In the letter, Andersen’s lawyers sought for the Justice Department to defer prosecution of the firm and adopt any remedy crafted by the SEC directed at its Houston office. The SEC is looking to impose civil penalties on Andersen.
“None of the destruction occurred with the knowledge, much less the consent, of senior firm management,” wrote Richard Favretto, an attorney with Mayer, Brown, Rowe & Maw, one of the law firms representing Andersen.
“Indeed, even as to those few people who engaged in document destruction, there appears to be a dearth of credible evidence that they acted with the willful criminal intent to obstruct a governmental investigation.”
Future in question
With Andersen’s chances for finding a buyer dwindling, the struggling auditor may be forced to declare bankruptcy, industry analysts say.
This week PricewaterhouseCoopers, Deloitte Touche Tohmatsu and Ernst & Young said they wouldn’t pursue a business combination with Andersen, leaving KPMG as the final Big 5 firm in a position to buy the firm. KPMG has declined to comment if it would do so.
Andersen’s rivals are reluctant to buy the company, despite its list of prestigious clients, because of concern about the company’s potential liability for its role as Enron’s auditor.
That leaves Andersen in a quandary as the federal indictment and the threat of private lawsuits makes it an unattractive merger target. Without a merger partner, the audit firm may not be able to stanch the flow of clients leaving the firm.
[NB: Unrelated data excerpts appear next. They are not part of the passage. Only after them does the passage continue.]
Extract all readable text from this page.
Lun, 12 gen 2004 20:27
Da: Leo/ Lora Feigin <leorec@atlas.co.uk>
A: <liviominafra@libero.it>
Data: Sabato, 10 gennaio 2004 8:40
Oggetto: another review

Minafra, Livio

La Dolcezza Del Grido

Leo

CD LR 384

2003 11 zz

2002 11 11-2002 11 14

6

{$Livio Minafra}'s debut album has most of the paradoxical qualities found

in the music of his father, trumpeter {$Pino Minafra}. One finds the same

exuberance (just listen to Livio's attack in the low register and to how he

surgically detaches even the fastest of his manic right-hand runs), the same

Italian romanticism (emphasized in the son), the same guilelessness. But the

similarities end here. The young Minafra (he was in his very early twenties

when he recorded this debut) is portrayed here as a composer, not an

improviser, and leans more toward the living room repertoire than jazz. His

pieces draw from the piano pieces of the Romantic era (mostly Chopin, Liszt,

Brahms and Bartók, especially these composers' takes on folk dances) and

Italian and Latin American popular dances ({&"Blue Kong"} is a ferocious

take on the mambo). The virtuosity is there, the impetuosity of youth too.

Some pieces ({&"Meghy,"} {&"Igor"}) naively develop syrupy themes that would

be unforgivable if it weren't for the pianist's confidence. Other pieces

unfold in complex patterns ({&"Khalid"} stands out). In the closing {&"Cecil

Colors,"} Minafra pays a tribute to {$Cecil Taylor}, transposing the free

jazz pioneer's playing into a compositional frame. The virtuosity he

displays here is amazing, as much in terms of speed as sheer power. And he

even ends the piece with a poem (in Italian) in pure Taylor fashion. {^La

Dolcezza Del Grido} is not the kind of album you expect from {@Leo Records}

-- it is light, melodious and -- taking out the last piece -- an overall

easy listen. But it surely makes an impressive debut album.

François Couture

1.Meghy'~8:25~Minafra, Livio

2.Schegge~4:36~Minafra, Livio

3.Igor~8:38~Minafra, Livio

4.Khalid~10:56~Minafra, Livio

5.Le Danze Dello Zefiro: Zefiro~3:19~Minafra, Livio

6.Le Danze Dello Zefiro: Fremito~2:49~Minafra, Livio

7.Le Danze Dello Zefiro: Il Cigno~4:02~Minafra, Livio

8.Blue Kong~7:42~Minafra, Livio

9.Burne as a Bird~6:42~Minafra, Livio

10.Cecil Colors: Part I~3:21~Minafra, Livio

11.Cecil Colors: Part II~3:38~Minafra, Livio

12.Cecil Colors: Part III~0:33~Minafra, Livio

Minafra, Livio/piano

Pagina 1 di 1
Andersen spokesman Charlie Leonard said that bankruptcy won’t be an option.
“There is no plan for bankruptcy,” he said in a conference call with reporters, but said the indictment is going to hurt the company. “We’re looking at a significant hit to the business,” he said.
A Chapter 11 filing would enable the Chicago-based company to convert the more than three dozen lawsuits filed against it into bankruptcy claims. Its earlier-rejected offer of as much as $750 million to settle all claims might get new consideration, since claimants would otherwise be faced with waiting in line in bankruptcy court behind banks and other secured lenders.
If Andersen goes bankrupt, “It will be a very difficult transition,” for the industry, said Jim Castellano, chairman of the American Institute of Certified Public Accountants. But he is confident the marketplace will adjust. Listen to more from Castellano.
Clients, industry will feel impact
With Andersen’s name becoming inextricably linked to Enron, high-profile and high-revenue clients, including FedEx (FDX: news, chart, profile), Merck (MRK: news, chart, profile) and Delta Air Lines (DAL: news, chart, profile), have dropped Andersen as their auditor in recent weeks.
But Andersen still has more than 2,000 clients, whose fate remains in question. Following the indictment, Andersen needs to get a waiver from the SEC to continue to audit its clients.
“They’ve always done very good work for us,” said Reesa Staten, vice president of Robert Half (RHI: news, chart, profile). “But…we’re watching everything going on and certainly want to act accordingly.”
Natural gas company Keyspan (KSE: news, chart, profile) also uses Andersen as its auditor.
“Right now, Keyspan is assessing its alternatives,” said Andrea Staub, a spokeswoman for the company.
Love said Andersen’s bankruptcy would be a “tremendous disruption” to the market and the SEC might decide it’s more harmful to the market than beneficial to keep Andersen from auditing its clients.
Bob Willens, a tax and accounting analyst for Lehman Bros., said that if Andersen is forced to shut its doors, its clients will most likely be parceled out to the final four large accounting firms.
“It will be a very difficult undertaking,” he said, explaining that it would take time for clients to get acclimated to their new auditors and vice versa.
Both Love and Willens, a former partner at KPMG, said it’s painful to watch what has happened to Andersen.
“It’s actually gut wrenching for me personally,” Willens said. “Andersen was universally acknowledged as the finest firm in the industry and always led the field in virtually every facet of accounting.”
“It’s really sad to me as a CPA,” Love said. “I think it should be sad for the profession that it has come to this.”